Under the old system, a check would arrive at a branch, be sent to a central site for initial processing and then sent to a local clearing agent or the Federal Reserve office for final processing. After that, it would be sent to the bank's agent, who would return the paper check to the paying institution. Needless to say, this paper shuffle was fairly antiquated in the Internet age. Financial institutions were clamoring for a more streamlined, more efficient processing method.
Thankfully, banks began to learn about the Check 21 Act, which went into effect on October 28, 2004. This act gives these financial institutions the ability to use electronic images of paper checks for more to more efficient processing.
If your bank or credit union made an error under the Check 21 substitute check processing system that results in another check bouncing, you should be able to receive a full reaccredit of those fees. When you submit your written request for a reaccredit of a substitute check disputed amount, be sure to itemize any and all bounced check charges, as well as other charges and fees assessed by merchants or creditors.
Let's say you mailed out a bunch of checks to pay your mortgage, utility, and Visa bills. Your mortgage company's bank issued a substitute check during processing of the payment. Somehow, the mortgage payment was withdrawn from your account twice so that by the time your Visa payment hit your account, there were insufficient funds, and the check bounced. As a result, Visa charged you a late fee of $35. While you may not be able to collect the $35 fee under the rights afforded you by the Check 21 Act, you could collect it and other damages in small claims or civil court, depending on the size of your claim.

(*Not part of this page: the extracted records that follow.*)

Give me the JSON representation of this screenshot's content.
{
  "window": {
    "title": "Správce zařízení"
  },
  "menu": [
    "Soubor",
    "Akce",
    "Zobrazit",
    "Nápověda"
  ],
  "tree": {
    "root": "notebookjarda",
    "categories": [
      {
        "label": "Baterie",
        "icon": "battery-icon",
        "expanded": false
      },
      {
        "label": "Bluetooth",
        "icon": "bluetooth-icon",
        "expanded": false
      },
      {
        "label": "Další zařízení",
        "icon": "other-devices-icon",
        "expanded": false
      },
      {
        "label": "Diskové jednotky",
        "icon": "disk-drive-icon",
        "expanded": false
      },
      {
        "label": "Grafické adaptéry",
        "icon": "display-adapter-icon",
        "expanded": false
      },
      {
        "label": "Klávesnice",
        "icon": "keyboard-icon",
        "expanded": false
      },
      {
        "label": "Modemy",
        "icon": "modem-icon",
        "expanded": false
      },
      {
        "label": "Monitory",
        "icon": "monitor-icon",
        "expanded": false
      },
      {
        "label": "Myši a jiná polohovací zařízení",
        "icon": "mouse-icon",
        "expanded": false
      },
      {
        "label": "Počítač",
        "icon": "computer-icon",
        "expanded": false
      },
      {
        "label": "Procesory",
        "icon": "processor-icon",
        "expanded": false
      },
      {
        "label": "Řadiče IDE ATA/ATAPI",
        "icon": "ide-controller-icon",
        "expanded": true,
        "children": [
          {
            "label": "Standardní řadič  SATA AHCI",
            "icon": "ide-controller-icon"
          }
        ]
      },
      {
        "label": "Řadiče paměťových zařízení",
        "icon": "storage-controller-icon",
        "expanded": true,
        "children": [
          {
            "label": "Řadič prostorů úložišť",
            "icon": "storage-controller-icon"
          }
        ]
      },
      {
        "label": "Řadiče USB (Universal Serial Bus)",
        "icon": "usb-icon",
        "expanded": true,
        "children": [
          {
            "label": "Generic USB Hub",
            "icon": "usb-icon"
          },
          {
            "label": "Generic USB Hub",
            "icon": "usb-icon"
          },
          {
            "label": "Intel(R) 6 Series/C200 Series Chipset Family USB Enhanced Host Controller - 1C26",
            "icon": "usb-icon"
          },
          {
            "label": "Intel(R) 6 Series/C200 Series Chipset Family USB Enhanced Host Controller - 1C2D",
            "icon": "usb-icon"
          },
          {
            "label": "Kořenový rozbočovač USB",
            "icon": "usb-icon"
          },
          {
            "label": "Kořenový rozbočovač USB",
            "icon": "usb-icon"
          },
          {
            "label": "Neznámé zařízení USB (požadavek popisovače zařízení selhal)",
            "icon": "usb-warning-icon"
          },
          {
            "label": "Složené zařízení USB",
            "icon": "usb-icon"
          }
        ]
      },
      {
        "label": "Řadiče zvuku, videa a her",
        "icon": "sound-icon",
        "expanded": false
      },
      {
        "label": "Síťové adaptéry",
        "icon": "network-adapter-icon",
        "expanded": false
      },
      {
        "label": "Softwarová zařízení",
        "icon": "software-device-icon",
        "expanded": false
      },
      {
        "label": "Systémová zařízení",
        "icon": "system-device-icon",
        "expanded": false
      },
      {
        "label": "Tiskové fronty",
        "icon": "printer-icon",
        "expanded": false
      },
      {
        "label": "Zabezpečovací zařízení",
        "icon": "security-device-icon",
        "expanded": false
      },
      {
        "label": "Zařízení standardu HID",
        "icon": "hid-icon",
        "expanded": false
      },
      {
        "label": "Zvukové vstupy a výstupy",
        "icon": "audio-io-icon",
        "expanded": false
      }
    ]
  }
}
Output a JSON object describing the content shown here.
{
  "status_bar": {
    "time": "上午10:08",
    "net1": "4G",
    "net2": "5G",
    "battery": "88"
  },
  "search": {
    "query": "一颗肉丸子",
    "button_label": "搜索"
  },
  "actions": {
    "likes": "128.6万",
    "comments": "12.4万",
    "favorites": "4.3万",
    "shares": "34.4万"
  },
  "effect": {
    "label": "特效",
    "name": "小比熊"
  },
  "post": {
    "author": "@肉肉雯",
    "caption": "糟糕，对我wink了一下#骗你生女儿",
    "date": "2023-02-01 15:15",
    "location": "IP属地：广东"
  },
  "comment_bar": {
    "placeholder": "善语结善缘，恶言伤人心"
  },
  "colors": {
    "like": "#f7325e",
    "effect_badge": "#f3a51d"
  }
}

Under the Check 21 Act, you have the right to request a reaccredit of disputed funds. A regular copy of a check does not carry these same protections. If you ask for a copy of a check, your bank may send you an ordinary copy instead of a substitute check copy. Make sure you specifically request the substitute check copy as it entitles you to certain legal rights and protections, including the right to receive a refund of up to $2,500 in disputed amounts within ten days.
You should make sure you request your bank send you all copies of any substitute checks with your bank statement to ensure that you do not lose any of your rights to dispute transactions in the future. If your bank invites you to sign up for voluntary check truncation, don't do it. Voluntary check truncation means you are agreeing that the bank does not have to send you copies of substitute checks. This, in essence, means you are throwing out the window your rights to dispute errors to your account.
Banks are really the ones that stand to gain the most from the Check 21 Act. The ability to use substitute checks means greater processing efficiency and lower costs—which, by the way, the banks aren't required to pass on to customers. It only stands to reason, then, that Banks should be held to a higher standard of accountability.
You should have already received a notice from your bank or credit union explaining the legal status of substitute checks. A bank or credit union that uses substitute checks is also obliged to reaccredit any disputed amounts to a customer's account—up to a $2,500 maximum—within ten days of receiving written notice of the dispute from the customer. If the disputed amount exceeds $2,500, the bank has to make good on the full amount within 30 calendar days of first receiving written notice of the disputed amount.